If history is really an early warning system, as has been suggested, reactions to the news that Catholics outnumber Protestants in the North for the first time in a century should be measured.

Sinn Féin’s John Finucane views the figures as harbingers of historic and irreversible change. If the transformation is truly to be a positive one, consent must be the key.

A reversion to a time when it was about “might is right”, when mere weight of numbers gave moral force to whatever a privileged majority wanted and the devil take the hindmost cannot be an option.

The census figures in the North have shattered the old green-and-orange prism. But let us also hope they are not used to grate against the running sore of sectarianism or to provoke a slide into polarizing triumphalism from any quarter.

For the record: 45.7pc of people in the North are Catholic; 43.5pc Protestant; 1.5pc are from other, non-Christian religions; and 9.3pc neither belong to nor were brought up in any religion.
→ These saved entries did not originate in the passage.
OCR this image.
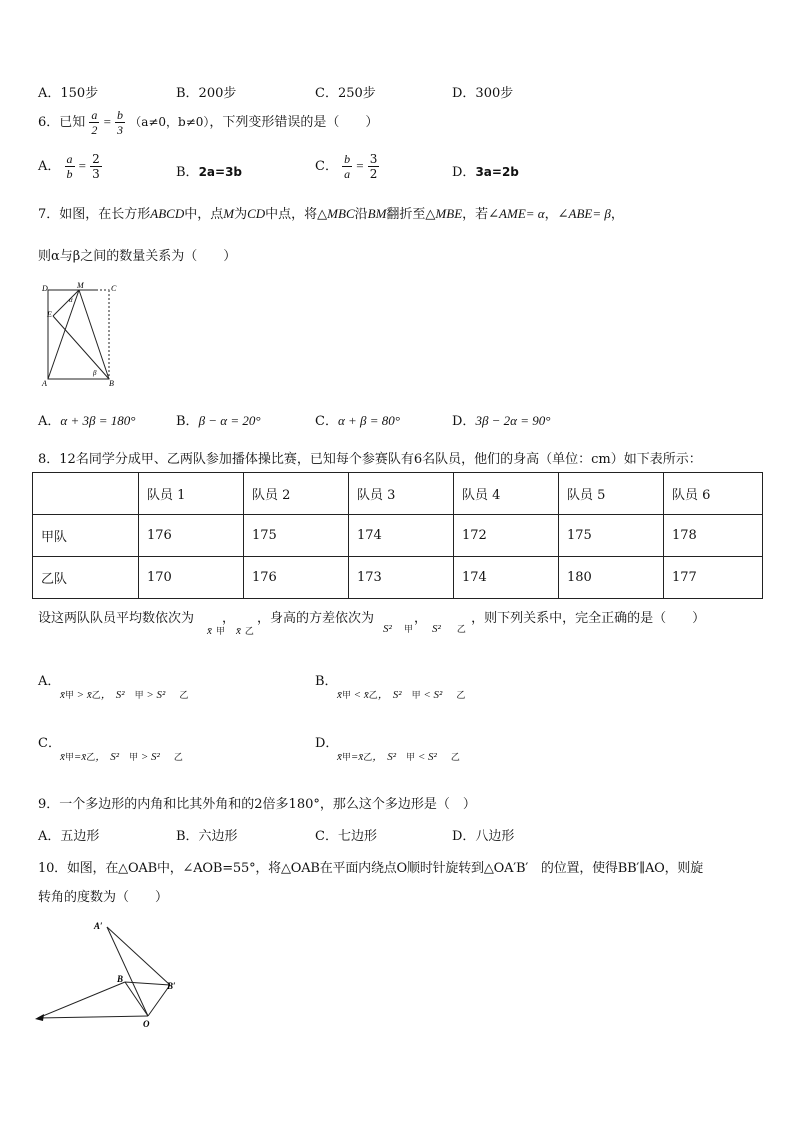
A．150步	B．200步	C．250步	D．300步
6．已知 $\frac{a}{2} = \frac{b}{3} (a\ne 0$，b≠0），下列变形错误的是（　　）
A． $\frac{a}{b} = \frac{2}{3}$	B．2a=3b	C． $\frac{b}{a} = \frac{3}{2}$	D．3a=2b
7．如图，在长方形ABCD中，点M为CD中点，将△MBC沿BM翻折至△MBE，若∠AME= α，∠ABE= β，
则α与β之间的数量关系为（　　）
D	M	C
E
A	B
α
β
A．α + 3β = 180°	B．β − α = 20°	C．α + β = 80°	D．3β − 2α = 90°
8．12名同学分成甲、乙两队参加播体操比赛，已知每个参赛队有6名队员，他们的身高（单位：cm）如下表所示：
	队员 1	队员 2	队员 3	队员 4	队员 5	队员 6
甲队	176	175	174	172	175	178
乙队	170	176	173	174	180	177
设这两队队员平均数依次为 ， ，身高的方差依次为	，	，则下列关系中，完全正确的是（　　）
x̄ 甲 x̄ 乙	S² 甲 S² 乙
A．
x̄甲 > x̄乙， S² 甲 > S² 乙
B．
x̄甲 < x̄乙， S² 甲 < S² 乙
C．
x̄甲=x̄乙， S² 甲 > S² 乙
D．
x̄甲=x̄乙， S² 甲 < S² 乙
9．一个多边形的内角和比其外角和的2倍多180°，那么这个多边形是（　）
A．五边形	B．六边形	C．七边形	D．八边形
10．如图，在△OAB中，∠AOB=55°，将△OAB在平面内绕点O顺时针旋转到△OA′B′　的位置，使得BB′∥AO，则旋
转角的度数为（　　）
A′
B
B′
O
A more diverse population is revealed with people sharing many identities and affiliations.

Thus the imperative to be more open and accommodating is stronger than ever.

Allegiances and interests have also undergone a transformation. Brexit seems to have been a primary driver of this.

For many, it seems to have elevated pragmatism over patriotism. This can be seen with the number of people holding an Irish passport rising from 375,800 in 2011 to 614,300 in 2021 – a 63.5pc increase.

The restoration of political institutions and the return of democratic government is the only way to protect all.

The most important lesson of so many conflict situations is how little we allow ourselves to learn.

Mindful of this, it is worth winding the clock back to an acrimonious debate in the Parliament of Northern Ireland in April 1934.

A row over the rights of the nationalist minority was in full flight. George Leeke of the Nationalist Party asked then prime minister James Craig: “What about your Protestant parliament?”

Craig’s reply ran as follows: “The Honorable Member must remember that in the south they boasted of a Catholic state. They still boast of southern Ireland being a Catholic state. All I boast of is that we are a Protestant parliament and a Protestant state.

“It would be rather interesting for historians of the future to compare a Catholic state launched in the south with a Protestant state launched in the north and to see which gets on the better. I am doing my best to be ahead of the south.” Today it should be less about coming out “ahead” and more about coming through together.

The Good Friday Agreement is still the best way for all to navigate the future regardless of religion. As its champion John Hume said: “Difference is of the essence of humanity. Difference is an accident of birth and it should therefore never be the source of hatred or conflict.”